EU to Moscow: ‘Come to reason’ on Ukraine
A top European official says Russia is pushing the conflict in eastern Ukraine to the “point of no return,” and that the European Union may impose new economic sanctions to encourage Moscow to “come to reason.”
European Commission chief Jose Manuel Barroso spoke Saturday in Brussels, alongside Ukraine President Petro Poroshenko. His comments came at a European Union summit, as pro-Russian separatists backed by Russian armor and personnel battled Ukrainian forces near the Russian border.
Poroshenko — pleading for a stronger Western response to the crisis — said thousands of Russian troops and hundreds of Russian tanks are on Ukrainian soil. He also warned that prospects for a political settlement to the months-long crisis are threatened by Kremlin actions, and that failure to resolve the crisis could result in the conflict spreading to other parts of Europe.
Moscow is believed to be supporting pro-Russia separatists fighting government troops in eastern Ukraine.
Despite mounting evidence of direct Russian involvement, Moscow has repeatedly denied sending troops into Ukraine.
Those denials were met Saturday by new charges from Kyiv, where a military spokesman said Russian tanks had destroyed “virtually every house” in the small Ukrainian border town of Novosvitlivka. To the south, Russian-backed rebels also seized the coastal town of Novoazovsk this past week after several days of fighting.
For their part, rebel leaders admit that Russian soldiers are fighting in Ukraine, but separatist leader Oleksandr Zakharchenko insists they are doing so as volunteers while on leave from the Russian army. Earlier in the week, NATO estimated at least 1,000 Russian troops are present inside the country.
Tougher sanctions loom
The EU is prepared to toughen sanctions against Russia but wants a political deal to end the confrontation, its leader said earlier Saturday.
“We are ready to take very strong and clear measures, but we are keeping our doors open to a political solution,” European Commission President Jose Manuel Barroso said at a news conference with Poroshenko.
“It makes no sense to have … a new Cold War,” he said, adding that it would be “detrimental to all of Europe.”
Government troops pulling out
Andriy Lysenko, a spokesman for Ukraine’s national security council, said Saturday that government troops were pulling out of several communities in the east where rebel forces have mounted an increasingly strong show of force.

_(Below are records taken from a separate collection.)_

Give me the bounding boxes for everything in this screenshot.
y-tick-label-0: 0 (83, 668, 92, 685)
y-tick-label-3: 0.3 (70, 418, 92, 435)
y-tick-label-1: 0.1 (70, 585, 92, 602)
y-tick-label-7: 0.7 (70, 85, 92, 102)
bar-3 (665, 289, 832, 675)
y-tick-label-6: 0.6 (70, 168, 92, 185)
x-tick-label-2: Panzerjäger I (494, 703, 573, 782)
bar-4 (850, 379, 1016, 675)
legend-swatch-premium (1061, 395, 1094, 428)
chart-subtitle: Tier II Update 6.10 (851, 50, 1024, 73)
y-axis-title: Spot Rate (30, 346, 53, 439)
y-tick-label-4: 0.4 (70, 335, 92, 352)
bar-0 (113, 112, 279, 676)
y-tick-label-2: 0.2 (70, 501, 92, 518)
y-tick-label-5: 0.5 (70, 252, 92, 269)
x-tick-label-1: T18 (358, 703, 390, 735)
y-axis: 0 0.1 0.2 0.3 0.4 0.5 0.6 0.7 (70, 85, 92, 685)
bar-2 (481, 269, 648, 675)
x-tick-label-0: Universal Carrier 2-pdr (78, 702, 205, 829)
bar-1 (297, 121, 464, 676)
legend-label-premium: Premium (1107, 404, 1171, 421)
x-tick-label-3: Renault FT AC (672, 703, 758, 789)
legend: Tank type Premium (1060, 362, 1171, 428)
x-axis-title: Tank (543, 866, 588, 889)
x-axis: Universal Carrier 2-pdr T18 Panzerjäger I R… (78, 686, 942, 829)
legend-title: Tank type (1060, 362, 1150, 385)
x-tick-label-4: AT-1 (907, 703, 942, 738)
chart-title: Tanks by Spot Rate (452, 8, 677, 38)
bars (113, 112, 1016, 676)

Ukrainian troops had taken control of the besieged border town, Novosvitlivka, earlier in the month. On Saturday, they retreated from that town and from Khryashchuvate, both on the main road between rebel-held Luhansk and the border with Russia.
Government troops also pulled out of Starobesheve and from Ilovaisk; they’d been surrounded in the latter town for days. Though they carried white flags in surrender, rebels “shot us from all sides,” one masked, unnamed soldier told the AP. “We were not engaged in military actions. We were just on the move.”
No official death toll was provided, though soldiers estimated dozens could have been killed.
Ukrainian military officials said an Su-25 fighter jet was shot down Friday by a Russian missile during fighting between Ukrainian forces and pro-Russian separatists in the eastern part of the country. The pilot managed to eject safely. There was no indication of precisely where the incident took place.
A dire history lesson
Back in Brussels, British Prime minister David Cameron called the situation in Ukraine “completely unacceptable” and said Europe should know from history how dire such a situation is.
The president of Lithuania, Dalia Grybauskaite, pushed for sending military aid to Ukraine, saying Russia is “effectively in a state of war against Europe.”
Russian President Vladimir Putin has accused Ukraine of repressing its opponents in the country’s east.
He also has compared Kyiv’s push to reclaim rebel strongholds near the Russian border to the Nazi invasion of the Soviet Union during World War II.
Monday marks 75 years since the war began in Europe with Nazi Germany’s invasion of Poland. Lithuania was occupied successively by German and Soviet forces during the war and was absorbed by the Soviet Union afterwards, until declaring itself independent again in 1990.
NATO summit next week
A two-day NATO summit next week will address what is seen as Russia’s territorial overreach. U.S. President Barack Obama is expected to attend the gathering in Wales, which begins Thursday.
NATO estimates 1,000 Russian troops are conducting “illegal military operations” inside Ukraine, with thousands more marshaled near Ukraine’s border.